A further systematic test-based paradigm emerges in the construction of balancedly splittable Hadamard matrices (BSHM). Here, the dot products in a designated submatrix are restricted to exactly two values:

• Given a Hadamard matrix $H$ of order $n$, partition $H$ into submatrices $H_1$ and $H_2$ such that

$H_1^{\top} H_1 = \ell I_n + aA + b(J_n - A - I_n),$

with $A$ a $(0,1)$-matrix.
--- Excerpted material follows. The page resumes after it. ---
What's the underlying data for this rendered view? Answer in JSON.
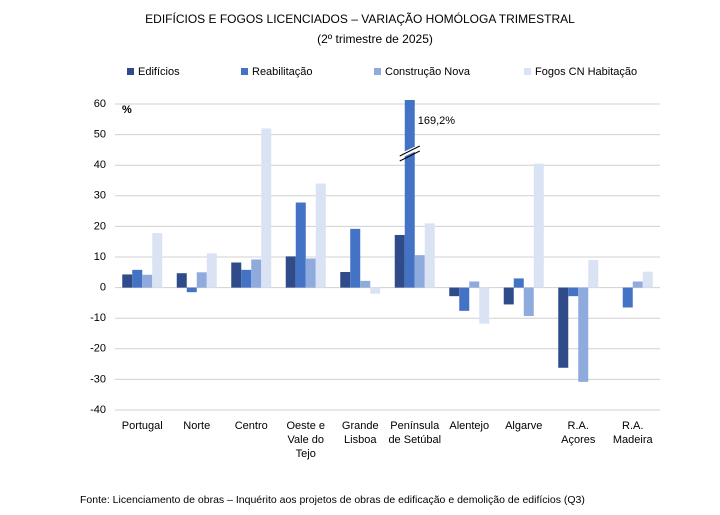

The combinatorial feasibility is governed by the test equation

$n(\ell - a^2) = \ell^2 - a^2,$

together with parity and eigenvalue constraints (Jedwab et al., 2022).

• Only parameter sets passing these "test" constraints admit BSHM constructions; further, strongly regular graph (SRG) structure and partial difference sets (PDS) in abelian $2$-groups are used as combinatorial certifying tools.

For symmetric Hadamard matrices, variations such as the Propus Construction employ circulant or block matrices $A, B = C, D$ satisfying

$A A^\top + 2 B B^\top + D D^\top = 4n I_n,$

and embed these in carefully designed arrays (propus or generalized propus arrays) to achieve symmetry and orthogonality (Seberry et al., 2015, Balonin et al., 2017).

5. The Role of the Transposition Map and Equivalence Classification

A salient feature of test-based construction is the systematic exploitation of equivalence transformations to enlarge the catalog of Hadamard matrices:

• The transposition map $H \mapsto H^\top$ generates new nonequivalent matrices because, in arrangements such as the Goethals–Seidel array, odd permutations of the circulant blocks yield Hadamard matrices not equivalent under signed permutations or simultaneous row/column operations.
• In explicit enumeration (e.g., order 60), starting from a set of $1012$ constructed inequivalence classes, transposing produces an additional $747$ inequivalent classes, boosting the total to $1759$ (Djokovic, 2010).
• The fact that equivalence classes can be broadened by operations as basic as transposition emphasizes both the combinatorial richness and the residual search space left even after systematic test-based generation.

6. Significance, Applications, and Broader Implications

Hadamard test-based constructions—combinatorial and algebraic—enable large-scale, explicit enumeration of nonequivalent Hadamard matrices, with direct ramifications for theory and practice:

• In combinatorial design, test-based methods supply vast families of matrices for constructions of balanced incomplete block designs, difference sets, and related objects.
• In error-correcting coding and signal processing, the diversity of constructed Hadamard matrices allows optimization for spectral properties and robustness.
• The algebraic test methods (as in Gröbner-basis–driven cocyclic Hadamard matrix construction) link group cohomology, polynomial systems, and combinatorial matrix theory for both investigation and practical code generation.
• The adaptability of these constructions (incorporating both sequence-based and algebraic test criteria) suggests their utility in emerging application areas such as random I/O codes and quantum algorithms, where orthogonality, symmetry, and combinatorial diversity are critical.

In conclusion, Hadamard test-based construction encompasses a diverse set of techniques—norm-satisfying base sequences, algebraic polynomial systems, sequence multiplications, group-theoretic difference sets—which are unified by their reliance on verifiable combinatorial or algebraic "test" conditions. These methods have established the practical feasibility of constructing large catalogs of Hadamard matrices and have been instrumental in exploring their applications in design theory, coding, and computational mathematics.